Génocide, vraiment ?... De Srebrenica à la Palestine, des juifs aux tutsis, de l’Ukraine au Xinjiang, il est important de qualifier précisément les crimes (impardonnables) commis

Mona Cholet l’a rappelé récemment dans Mediapart : la Cour Internationale de Justice a qualifié de « génocide » le massacre de 8000 civils musulmans, hommes et garçons, par l’armée serbe à Srebrenica, en 1995. Depuis lors, cette qualification inopportune sert de fondement à l’effacement des différences entre diverses sortes de crimes, qu’il est pourtant important de distinguer : crime de guerre, crime contre l’humanité, génocide.

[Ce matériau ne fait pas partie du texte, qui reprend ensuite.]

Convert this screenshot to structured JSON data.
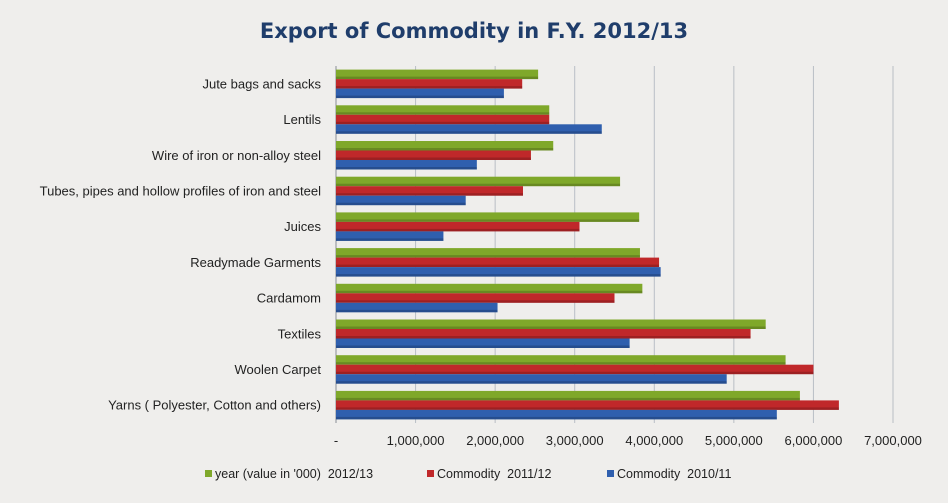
{
  "chart_data": {
    "type": "bar",
    "orientation": "horizontal",
    "title": "Export of Commodity in F.Y. 2012/13",
    "xlabel": "",
    "ylabel": "",
    "xlim": [
      0,
      7000000
    ],
    "x_ticks": [
      "-",
      "1,000,000",
      "2,000,000",
      "3,000,000",
      "4,000,000",
      "5,000,000",
      "6,000,000",
      "7,000,000"
    ],
    "grid": true,
    "legend_position": "bottom",
    "categories": [
      "Jute bags and sacks",
      "Lentils",
      "Wire of iron or non-alloy steel",
      "Tubes, pipes and hollow profiles of iron and steel",
      "Juices",
      "Readymade Garments",
      "Cardamom",
      "Textiles",
      "Woolen Carpet",
      "Yarns ( Polyester, Cotton and others)"
    ],
    "series": [
      {
        "name": "year (value in '000)  2012/13",
        "color": "#7fa82a",
        "values": [
          2540000,
          2680000,
          2730000,
          3570000,
          3810000,
          3820000,
          3850000,
          5400000,
          5650000,
          5830000
        ]
      },
      {
        "name": "Commodity  2011/12",
        "color": "#c0282a",
        "values": [
          2340000,
          2680000,
          2450000,
          2350000,
          3060000,
          4060000,
          3500000,
          5210000,
          6000000,
          6320000
        ]
      },
      {
        "name": "Commodity  2010/11",
        "color": "#2f5fae",
        "values": [
          2110000,
          3340000,
          1770000,
          1630000,
          1350000,
          4080000,
          2030000,
          3690000,
          4910000,
          5540000
        ]
      }
    ]
  }
}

Tiré de Europe Solidaire Sans Frontières
31 octobre 2023

Par Daniel Tanuro

Le génocide est une tentative d’éliminer physiquement tout un groupe humain à partir de critères ethniques, nationaux ou religieux. Le 20e siècle a connu trois cas indiscutables : les génocides arménien, juif et tutsi. Il faut considérer également comme génocide l’élimination des membres de l’ethnie Herrero par le colonisateur allemand en Afrique australe, au tout début du siècle.

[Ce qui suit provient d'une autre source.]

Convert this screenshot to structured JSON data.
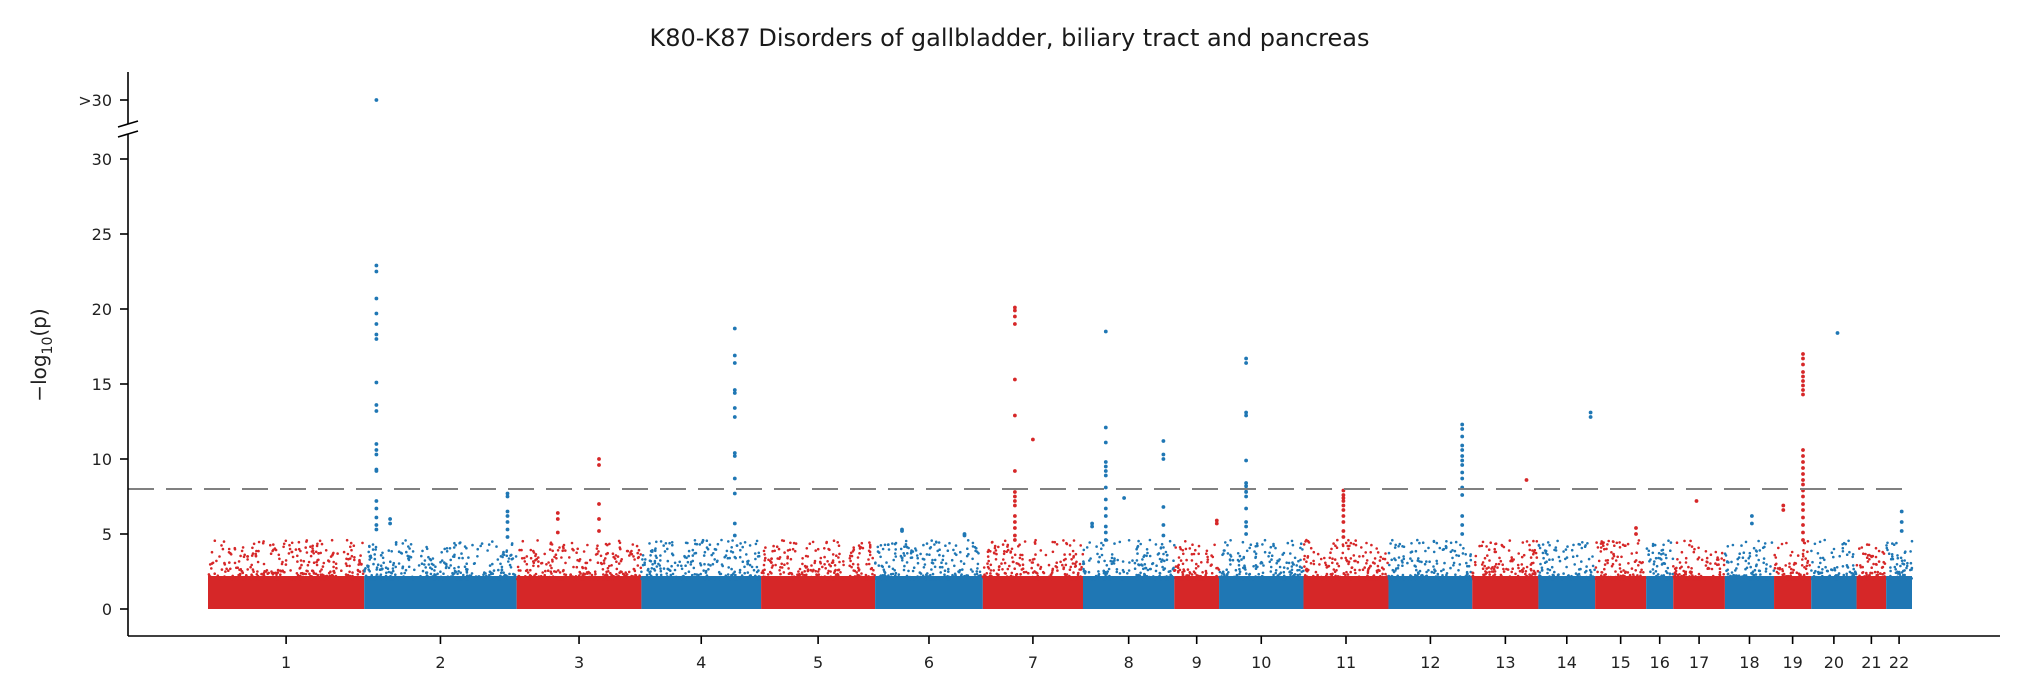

Sebrenica était un crime de guerre, pas un génocide. Le massacre ne visait que les membres masculins de la communauté musulmane d’une localité de Bosnie. Il visait à la terroriser pour la chasser du territoire, pas à l’éliminer physiquement. Ce n’est pas la même chose. Admettre cette différence n’implique pas de relativiser ou d’amoindrir le crime commis : il est abominable et impardonnable. Il indique en outre que le nationalisme grand-serbe était porteur d’une haine suprémaciste qui aurait pu prendre une dimension génocidaire. Mais ce pas n’a pas été franchi.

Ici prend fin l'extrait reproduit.